Sie merken schon, dass auch meine These Nummer 2 nicht wirklich ernst gemeint ist. Ich denke, dass Veranstalter geradezu in der Pflicht sind, Möglichkeiten zu schaffen, dass die Teilnehmer miteinander in Kontakt treten können. Viele Internetplattformen für Online-Meetings und –Seminare haben die technischen Voraussetzungen für digitales Networking geschaffen. Man muss sich nur damit beschäftigen und kreativ sein. Und Sie als Networker können diese Leistungen auch einfordern, wenn Sie sowieso schon mit dem Veranstalter zusammenarbeiten oder Teilnehmergebühren bezahlen. 

Den Veranstaltern schreibe ich hiermit auch einen wichtigen Satz ins Tagebuch: „Sorgen Sie für Platz zum Netzwerken, bleiben Sie interessant!“   

Ja, und nun komme ich zum Sonntag, den 17. Januar 2021. Was ist da passiert? Es ging wie eine Flutwelle um die Welt – eine neue App breitet sich viral aus. Es ist erst die Beta-Version aber selbst diese Version ist genial aber leider nur für iPhone-User zugänglich. Ich rede von „Clubhouse“. Sagenhaft, revolutionär und dennoch einfach und simpel – so würde ich diese App beschreiben. Ich bin von Anfang an mit dabei und ja, diese App wird das digitale Networking komplett umkrempeln. 
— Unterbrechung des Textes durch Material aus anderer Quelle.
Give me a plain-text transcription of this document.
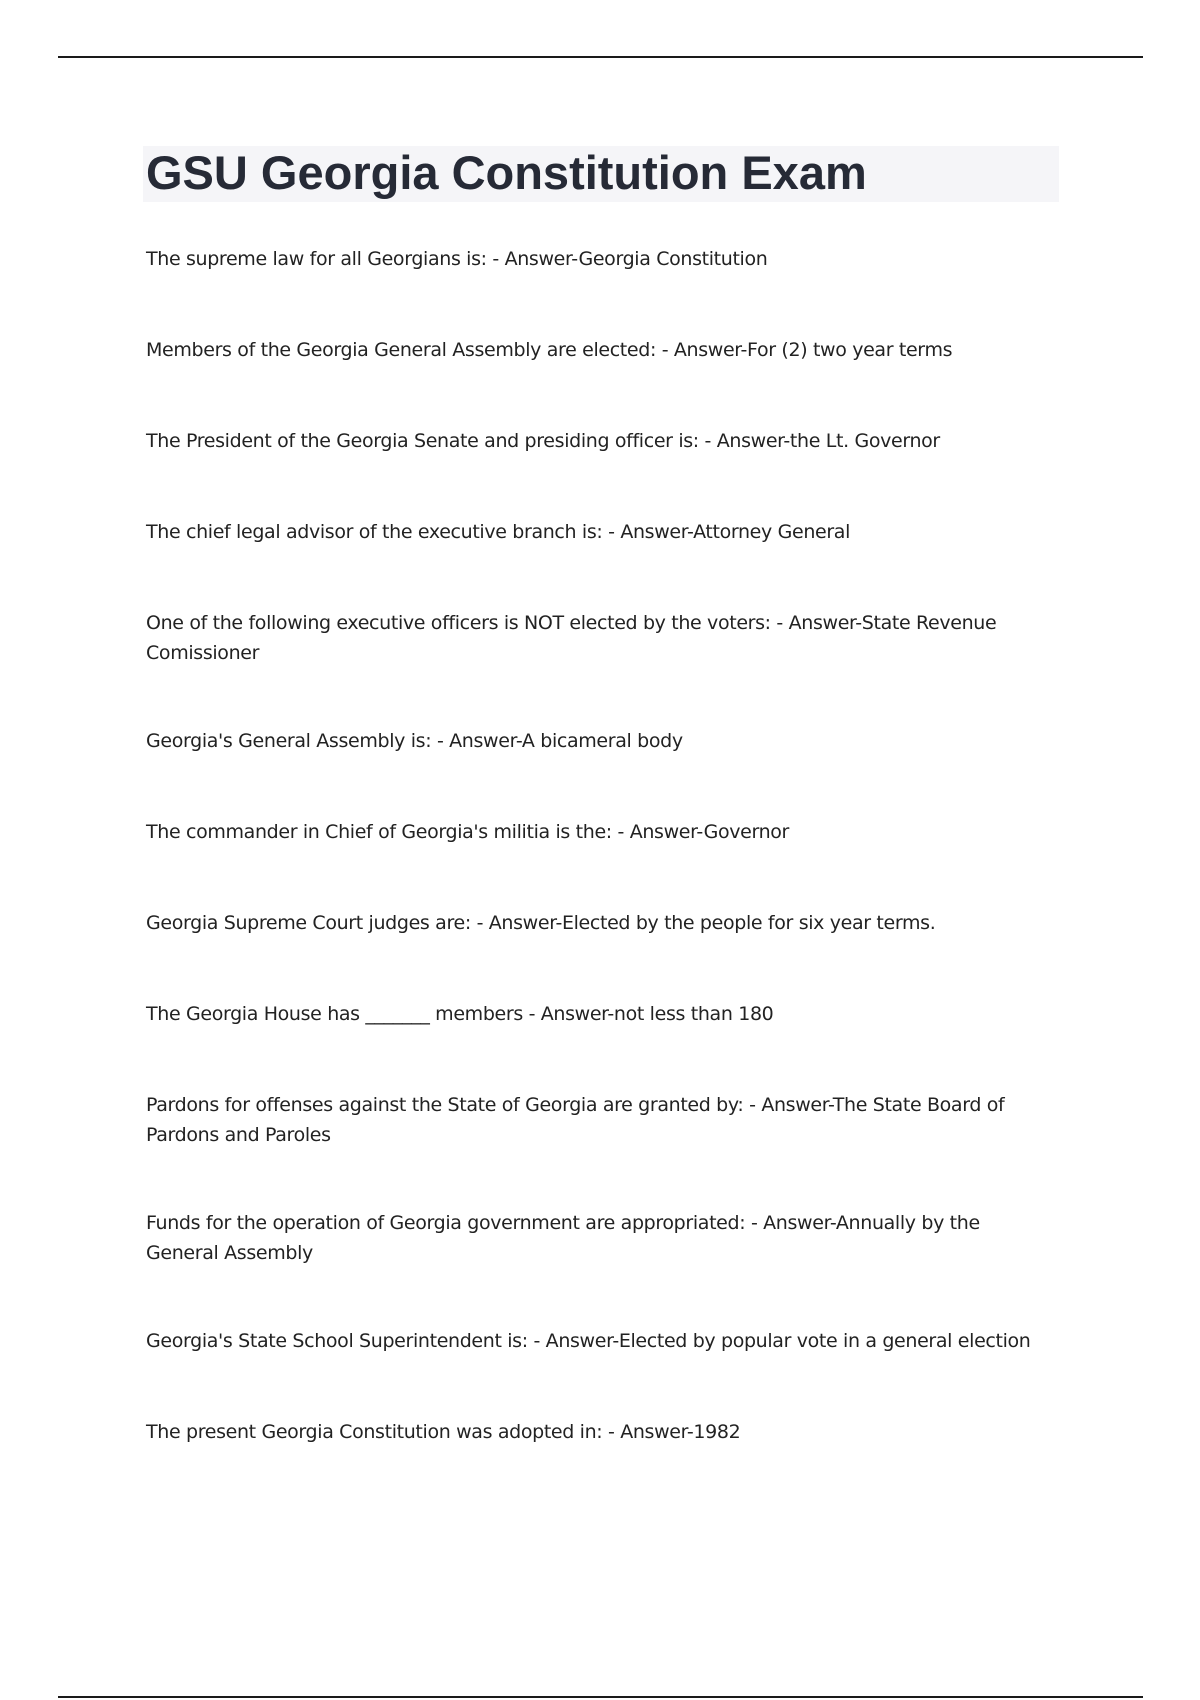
GSU Georgia Constitution Exam
The supreme law for all Georgians is: - Answer-Georgia Constitution
Members of the Georgia General Assembly are elected: - Answer-For (2) two year terms
The President of the Georgia Senate and presiding officer is: - Answer-the Lt. Governor
The chief legal advisor of the executive branch is: - Answer-Attorney General
One of the following executive officers is NOT elected by the voters: - Answer-State Revenue Comissioner
Georgia's General Assembly is: - Answer-A bicameral body
The commander in Chief of Georgia's militia is the: - Answer-Governor
Georgia Supreme Court judges are: - Answer-Elected by the people for six year terms.
The Georgia House has _______ members - Answer-not less than 180
Pardons for offenses against the State of Georgia are granted by: - Answer-The State Board of Pardons and Paroles
Funds for the operation of Georgia government are appropriated: - Answer-Annually by the General Assembly
Georgia's State School Superintendent is: - Answer-Elected by popular vote in a general election
The present Georgia Constitution was adopted in: - Answer-1982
Xing als eine der ältesten Netzwerkplattformen ist langsam aber stabil. LinkedIn ist schon deutlich schneller, informativer und besser. Und nun kommt Clubhouse, wo man mit einen einzigen Klick ein Diskussionsforum aufmachen kann, mit Themen in die Welt hinausgehen kann um seine Expertise in Echtzeit zu vermitteln und seine Netzwerke zu bespielen bzw. mit Ihren Netzwerkpartnern zu kommunizieren. Wenn man nun Xing, LinkedIn und Clubhouse miteinander kombiniert und nutzt, dann steht einem schnellen, effektiven und informativen Networking nichts mehr im Wege.  

Fazit: Die Menschen haben Lust auf Networking, auf Austausch, auf Information. Und Sie haben Lust, auch mal über Dinge zu sprechen, die nicht zum Business gehören aber dennoch wichtig sind. Und all das ist digital möglich – wenn man innovativ, flexibel und neugierig ist. 

In diesem Sinne – bleiben Sie verbunden!